Любовь Советского Союза - страница 42
– Мне надо рассказать о себе… – вновь начала Галина, – ты ведь ничего не знаешь обо мне…
– О себе в поезде расскажешь… когда в вагон сядем, – прервал ее Ковров.
Галя заплакала.
– Что с тобой? – испугался Анатолий.
Силы человеческие не беспредельны… эту простенькую истину Галя ощутила сейчас на платформе Ленинградского вокзала. Все страшные события последних суток соединились вместе, и у нее подкосились ноги.
Ковров подхватил ее, дотащил до тележки, опершись о которую скучал ее хозяин – грузчик в белом переднике с огромной бляхой на груди; осторожно посадил на тележку.
– Что? – Он обнял ее лицо ладонями. – Тебе плохо? Почему? Я тебя обидел?
– Никто меня не обидел, – призналась Галина. – Мне просто страшно. Я боюсь.
– Чего ты боишься, любимая? – Он поцеловал ее. – Я не понимаю!
– Я боюсь, что все это кончится, – призналась Галина.
– Почему? – удивился Ковров.
– Потому что так не бывает, – убежденно ответила Галина.
– Бывает, – спокойно ответил Ковров. – Бывает и будет.
– Товарищ, – осторожно напомнил о себе носильщик, – за врачом сбегать?
– Что? – не понял Ковров – Да, окажи любезность.
Носильщик, топая сапогами, побежал к вокзалу.
– Что случилось? – сунулась к ним строгая женщина в кожаном пальто и берете. – Девушке плохо?
– Нет, – улыбнулась Галина, – мне как раз хорошо.
– Бледная, – разглядела женщина, – нашатырь ей дайте.
– Я буду охранять нас, – вдруг решила Галина, – нашу любовь, нашу семью. Мне это счастье не по заслугам, поэтому я буду относиться к нему трепетно и осторожно.
– Хорошо, – быстро согласился озадаченный Анатолий. – Сейчас врач будет.
– Я поеду в Ленинград одна, – Галина начала подниматься с тележки.
– Почему? – как-то по-детски расстроился Ковров. – Я не могу тебя одну отпустить.

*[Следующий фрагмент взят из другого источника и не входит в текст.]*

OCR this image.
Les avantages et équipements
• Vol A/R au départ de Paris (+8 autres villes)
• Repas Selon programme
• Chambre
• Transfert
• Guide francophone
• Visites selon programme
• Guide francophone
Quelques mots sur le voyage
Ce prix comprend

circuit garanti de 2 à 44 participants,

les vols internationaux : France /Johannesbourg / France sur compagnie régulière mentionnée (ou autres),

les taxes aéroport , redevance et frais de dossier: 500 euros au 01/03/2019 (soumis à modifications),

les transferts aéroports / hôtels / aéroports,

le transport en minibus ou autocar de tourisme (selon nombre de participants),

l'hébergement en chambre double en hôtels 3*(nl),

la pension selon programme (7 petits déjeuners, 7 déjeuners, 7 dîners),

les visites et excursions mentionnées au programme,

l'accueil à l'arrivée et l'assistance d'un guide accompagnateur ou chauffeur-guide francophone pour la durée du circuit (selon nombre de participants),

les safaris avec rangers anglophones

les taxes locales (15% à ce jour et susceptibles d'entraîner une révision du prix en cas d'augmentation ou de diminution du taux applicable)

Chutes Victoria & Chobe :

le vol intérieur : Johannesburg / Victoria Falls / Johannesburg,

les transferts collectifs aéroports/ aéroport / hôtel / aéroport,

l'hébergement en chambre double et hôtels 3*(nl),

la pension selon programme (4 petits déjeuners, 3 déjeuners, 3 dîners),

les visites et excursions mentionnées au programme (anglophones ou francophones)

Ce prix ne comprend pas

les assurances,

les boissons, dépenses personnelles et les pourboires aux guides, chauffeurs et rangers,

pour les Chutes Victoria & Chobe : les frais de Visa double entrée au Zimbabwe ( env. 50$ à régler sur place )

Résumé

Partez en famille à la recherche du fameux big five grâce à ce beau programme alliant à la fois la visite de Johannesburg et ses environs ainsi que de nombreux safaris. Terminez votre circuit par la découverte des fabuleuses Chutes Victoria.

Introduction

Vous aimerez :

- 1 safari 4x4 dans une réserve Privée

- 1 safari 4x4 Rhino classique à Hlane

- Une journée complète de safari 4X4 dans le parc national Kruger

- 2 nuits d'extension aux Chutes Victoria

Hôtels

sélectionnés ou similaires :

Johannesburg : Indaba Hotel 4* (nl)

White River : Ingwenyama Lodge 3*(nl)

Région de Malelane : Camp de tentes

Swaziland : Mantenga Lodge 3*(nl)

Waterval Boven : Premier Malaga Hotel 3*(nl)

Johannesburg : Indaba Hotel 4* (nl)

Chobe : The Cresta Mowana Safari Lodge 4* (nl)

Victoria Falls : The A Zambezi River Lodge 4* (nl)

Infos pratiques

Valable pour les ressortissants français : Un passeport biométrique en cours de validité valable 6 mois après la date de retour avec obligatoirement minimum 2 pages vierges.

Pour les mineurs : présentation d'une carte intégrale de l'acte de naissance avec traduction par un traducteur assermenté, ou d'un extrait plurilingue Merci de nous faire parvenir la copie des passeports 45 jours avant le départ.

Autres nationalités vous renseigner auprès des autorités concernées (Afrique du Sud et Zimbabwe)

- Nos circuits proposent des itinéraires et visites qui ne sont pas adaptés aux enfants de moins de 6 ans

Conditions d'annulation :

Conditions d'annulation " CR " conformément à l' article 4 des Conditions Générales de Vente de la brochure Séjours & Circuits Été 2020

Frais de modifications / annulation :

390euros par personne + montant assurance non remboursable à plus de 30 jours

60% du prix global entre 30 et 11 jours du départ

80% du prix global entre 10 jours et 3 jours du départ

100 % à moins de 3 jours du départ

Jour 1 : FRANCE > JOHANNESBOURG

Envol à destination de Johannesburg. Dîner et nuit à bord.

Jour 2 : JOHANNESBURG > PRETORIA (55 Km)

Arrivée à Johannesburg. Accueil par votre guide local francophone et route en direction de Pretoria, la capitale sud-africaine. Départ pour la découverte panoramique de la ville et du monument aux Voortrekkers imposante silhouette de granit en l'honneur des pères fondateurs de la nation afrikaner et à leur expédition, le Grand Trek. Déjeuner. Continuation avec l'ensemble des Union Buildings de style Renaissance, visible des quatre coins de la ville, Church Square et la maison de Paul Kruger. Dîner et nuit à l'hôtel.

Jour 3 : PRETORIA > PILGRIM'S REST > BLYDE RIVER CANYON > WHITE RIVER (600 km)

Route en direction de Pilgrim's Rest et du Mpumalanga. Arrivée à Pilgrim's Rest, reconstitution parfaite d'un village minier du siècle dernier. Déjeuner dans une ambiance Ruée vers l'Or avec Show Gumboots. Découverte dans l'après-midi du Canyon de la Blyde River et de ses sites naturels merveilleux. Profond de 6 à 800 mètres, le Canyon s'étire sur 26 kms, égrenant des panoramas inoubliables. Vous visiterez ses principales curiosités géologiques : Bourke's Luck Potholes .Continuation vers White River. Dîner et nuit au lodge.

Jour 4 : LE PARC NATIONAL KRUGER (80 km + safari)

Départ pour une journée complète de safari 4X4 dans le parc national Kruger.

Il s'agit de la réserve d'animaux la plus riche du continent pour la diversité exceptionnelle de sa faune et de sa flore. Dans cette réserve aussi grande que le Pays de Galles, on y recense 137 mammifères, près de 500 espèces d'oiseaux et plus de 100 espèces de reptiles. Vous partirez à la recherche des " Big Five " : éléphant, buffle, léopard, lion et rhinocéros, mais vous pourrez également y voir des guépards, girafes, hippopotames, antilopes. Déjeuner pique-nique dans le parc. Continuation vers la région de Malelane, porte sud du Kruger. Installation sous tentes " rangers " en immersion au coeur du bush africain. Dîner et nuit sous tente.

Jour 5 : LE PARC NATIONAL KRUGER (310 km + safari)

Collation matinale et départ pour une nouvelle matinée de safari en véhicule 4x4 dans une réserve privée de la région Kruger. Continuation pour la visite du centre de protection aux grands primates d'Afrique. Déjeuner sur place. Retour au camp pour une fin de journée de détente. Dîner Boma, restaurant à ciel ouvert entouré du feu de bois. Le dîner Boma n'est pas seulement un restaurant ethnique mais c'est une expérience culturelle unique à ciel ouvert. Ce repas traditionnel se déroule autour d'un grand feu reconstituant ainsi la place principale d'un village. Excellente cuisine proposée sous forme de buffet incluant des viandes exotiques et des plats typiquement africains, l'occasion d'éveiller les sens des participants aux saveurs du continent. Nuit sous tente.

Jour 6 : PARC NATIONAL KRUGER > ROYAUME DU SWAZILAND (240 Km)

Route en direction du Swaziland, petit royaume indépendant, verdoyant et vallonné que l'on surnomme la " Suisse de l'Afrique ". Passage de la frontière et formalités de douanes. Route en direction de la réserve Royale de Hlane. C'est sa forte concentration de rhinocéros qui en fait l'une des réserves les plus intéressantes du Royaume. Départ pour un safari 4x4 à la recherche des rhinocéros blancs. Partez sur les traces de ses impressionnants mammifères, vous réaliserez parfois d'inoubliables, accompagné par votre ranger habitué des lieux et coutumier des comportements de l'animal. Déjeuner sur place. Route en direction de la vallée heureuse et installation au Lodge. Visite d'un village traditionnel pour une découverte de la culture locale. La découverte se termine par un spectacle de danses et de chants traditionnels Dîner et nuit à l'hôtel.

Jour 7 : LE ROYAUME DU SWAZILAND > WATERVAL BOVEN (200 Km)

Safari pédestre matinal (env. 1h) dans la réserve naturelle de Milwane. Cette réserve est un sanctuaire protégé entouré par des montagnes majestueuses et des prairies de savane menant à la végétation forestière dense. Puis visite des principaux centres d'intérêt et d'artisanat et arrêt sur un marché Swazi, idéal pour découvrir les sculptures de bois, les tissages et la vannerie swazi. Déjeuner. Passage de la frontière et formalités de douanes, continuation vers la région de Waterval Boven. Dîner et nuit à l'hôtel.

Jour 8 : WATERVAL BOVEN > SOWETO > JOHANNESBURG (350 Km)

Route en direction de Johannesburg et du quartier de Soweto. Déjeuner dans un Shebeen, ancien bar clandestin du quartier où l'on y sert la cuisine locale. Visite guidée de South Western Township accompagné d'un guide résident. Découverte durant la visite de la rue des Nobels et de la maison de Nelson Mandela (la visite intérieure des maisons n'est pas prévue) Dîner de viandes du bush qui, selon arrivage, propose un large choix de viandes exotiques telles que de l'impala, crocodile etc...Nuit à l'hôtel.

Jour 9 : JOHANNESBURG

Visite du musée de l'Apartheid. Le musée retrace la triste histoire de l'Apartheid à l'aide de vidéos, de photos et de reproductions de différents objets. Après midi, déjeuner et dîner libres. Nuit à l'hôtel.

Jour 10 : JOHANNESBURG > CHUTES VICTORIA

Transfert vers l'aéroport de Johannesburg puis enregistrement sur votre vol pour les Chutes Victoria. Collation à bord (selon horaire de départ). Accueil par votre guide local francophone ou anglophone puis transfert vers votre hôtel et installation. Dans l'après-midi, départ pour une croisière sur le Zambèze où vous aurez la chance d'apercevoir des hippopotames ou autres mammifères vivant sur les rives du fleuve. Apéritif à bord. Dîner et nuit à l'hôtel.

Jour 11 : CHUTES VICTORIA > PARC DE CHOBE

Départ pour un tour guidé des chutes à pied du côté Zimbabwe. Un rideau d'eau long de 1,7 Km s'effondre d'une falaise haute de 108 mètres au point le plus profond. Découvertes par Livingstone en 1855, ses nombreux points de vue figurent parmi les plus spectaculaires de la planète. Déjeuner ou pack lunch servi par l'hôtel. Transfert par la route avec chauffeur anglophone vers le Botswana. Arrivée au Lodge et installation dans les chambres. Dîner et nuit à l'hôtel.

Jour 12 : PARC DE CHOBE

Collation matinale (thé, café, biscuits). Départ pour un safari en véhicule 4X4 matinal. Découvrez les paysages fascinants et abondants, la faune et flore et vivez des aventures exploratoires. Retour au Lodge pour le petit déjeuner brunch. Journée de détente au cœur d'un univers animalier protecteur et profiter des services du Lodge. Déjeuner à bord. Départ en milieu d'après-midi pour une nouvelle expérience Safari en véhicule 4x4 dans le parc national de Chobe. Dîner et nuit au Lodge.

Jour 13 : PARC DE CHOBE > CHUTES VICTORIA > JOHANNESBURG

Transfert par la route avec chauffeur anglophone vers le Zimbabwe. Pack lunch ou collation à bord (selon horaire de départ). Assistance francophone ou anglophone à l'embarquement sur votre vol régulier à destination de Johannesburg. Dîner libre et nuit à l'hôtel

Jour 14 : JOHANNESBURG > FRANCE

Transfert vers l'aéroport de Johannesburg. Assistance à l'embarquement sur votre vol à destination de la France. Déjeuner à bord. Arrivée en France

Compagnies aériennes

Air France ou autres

Она встала при помощи Анатолия.
– Я поеду одна, – упрямо повторила Галя. – Не возражай мне. Я так решила.
Посмотрев на мужа, она поняла, что нужно объясниться:
– Я уже была замужем… недолго, правда… я привела его домой и сказала маме: «Это мой муж», а через неделю мы расстались, даже расписаться не успели… понимаешь?
– Понимаю, – согласился Ковров, но было видно по обиженному детскому лицу, что не понимает.
– Мне надо поговорить с мамой… так, боюсь, она не поймет… не примет. Когда поговорю, сообщу тебе, и ты приедешь, – уговаривала Галина.
– Чай, товарищ Ковров! – отдавая честь свободной рукой, доложил интендант третьего ранга.
– Ты его чего, из паровоза наливал? – поднимая стакан, спросил Ковров.
– Шутка? – хихикнул Никифоров.
– Шутка, – подтвердил Ковров. Он отпил глоток, обжегся, вернул стакан испугавшемуся коменданту и сказал: – За чай спасибо. У меня к тебе просьба, товарищ Никифоров…
– Слушаю, – напрягся начальник поезда, отдавая стаканы с чаем проводнику и извлекая из кармана тужурки блокнот с надписью «Красная стрела».
– Доверяю тебе самое дорогое, что у меня есть – мою жену! – очень серьезно говорил Ковров. – Довези ее до колыбели трех революций быстро и без происшествий.
– Не сомневайтесь, – заверил начальник поезда.
– У вас нашатырный спирт есть? – вспомнил Ковров.
– Найдем! – опять заверил начальник поезда.
– Давай прощаться? – спросил Анатолий. – Я люблю тебя.
– Я люблю тебя, – тревожно сказала Галя.
Дежурный по вокзалу засвистел в серебряный свисток, замахал фонарем. Засвистели проводники, выставив для обозрения желтые флажки, загудел паровоз, выпустил огромное облако пара, и поезд поехал.